A Canadian corporation controlled by private corporations or individuals that are Canadian residents will normally qualify as a Canadian controlled private corporation. This allows it to claim the small business deduction, a reduction of the normal corporate income tax rate on the first $200,000 of the corporations annual taxable income earned carrying on an active business in Canada.
The advantage that the shareholders of this corporation enjoy is the ability to defer the payment of some income tax. A corporation eligible for the small business deduction pays tax at about 25% on its first $200,000 of taxable income. The remaining tax, which is paid by the shareholders upon receipt of dividends from the corporation, is deferred until dividends are paid. When dividends are paid the balance of the tax is levied on the Shareholder.

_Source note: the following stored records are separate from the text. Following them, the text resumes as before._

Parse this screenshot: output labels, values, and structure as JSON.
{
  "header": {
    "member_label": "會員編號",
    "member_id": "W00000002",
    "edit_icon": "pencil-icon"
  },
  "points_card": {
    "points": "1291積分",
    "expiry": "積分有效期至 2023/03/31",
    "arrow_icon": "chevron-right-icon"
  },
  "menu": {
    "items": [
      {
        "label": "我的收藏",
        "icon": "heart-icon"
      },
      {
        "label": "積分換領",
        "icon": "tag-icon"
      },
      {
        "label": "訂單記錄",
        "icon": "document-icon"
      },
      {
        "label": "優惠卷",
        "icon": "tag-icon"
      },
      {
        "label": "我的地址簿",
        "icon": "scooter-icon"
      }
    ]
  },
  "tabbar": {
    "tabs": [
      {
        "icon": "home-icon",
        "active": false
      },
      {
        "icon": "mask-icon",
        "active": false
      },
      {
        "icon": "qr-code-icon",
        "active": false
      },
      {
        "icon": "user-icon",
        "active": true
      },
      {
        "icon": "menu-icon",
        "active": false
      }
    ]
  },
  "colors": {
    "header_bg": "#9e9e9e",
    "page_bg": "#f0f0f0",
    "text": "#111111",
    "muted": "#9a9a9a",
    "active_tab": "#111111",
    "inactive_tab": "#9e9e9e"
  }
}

The deferral can be significant, especially for a taxpayer in the top marginal tax bracket, and means that approximately twice the funds are available for investment, since in effect tax money is being retained in the corporation and invested.
Investment Income
Under the Canadian tax system, the taxation of investment income for a corporation is effectively the same as an individual. Therefore there is no material tax deferral possible on passive income.
Capital Gains Exemption
The other main advantage to incorporation of a small business is the ability to claim the $500,000 capital gains exemption on a sale of the business. The rules are complex, in effect, to claim the exemption the shares must be of a Canadian controlled private corporation, at least 90% of the assets are used in an active business carried on in Canada, or a holding company which owns such shares.
If the shares qualify, the owner can sell them and the first $500,000 of capital gains are exempt from tax. This exemption applies to the individual and not the corporation. Once this exemption has been claimed it is no longer available on a sale of other qualifying shares.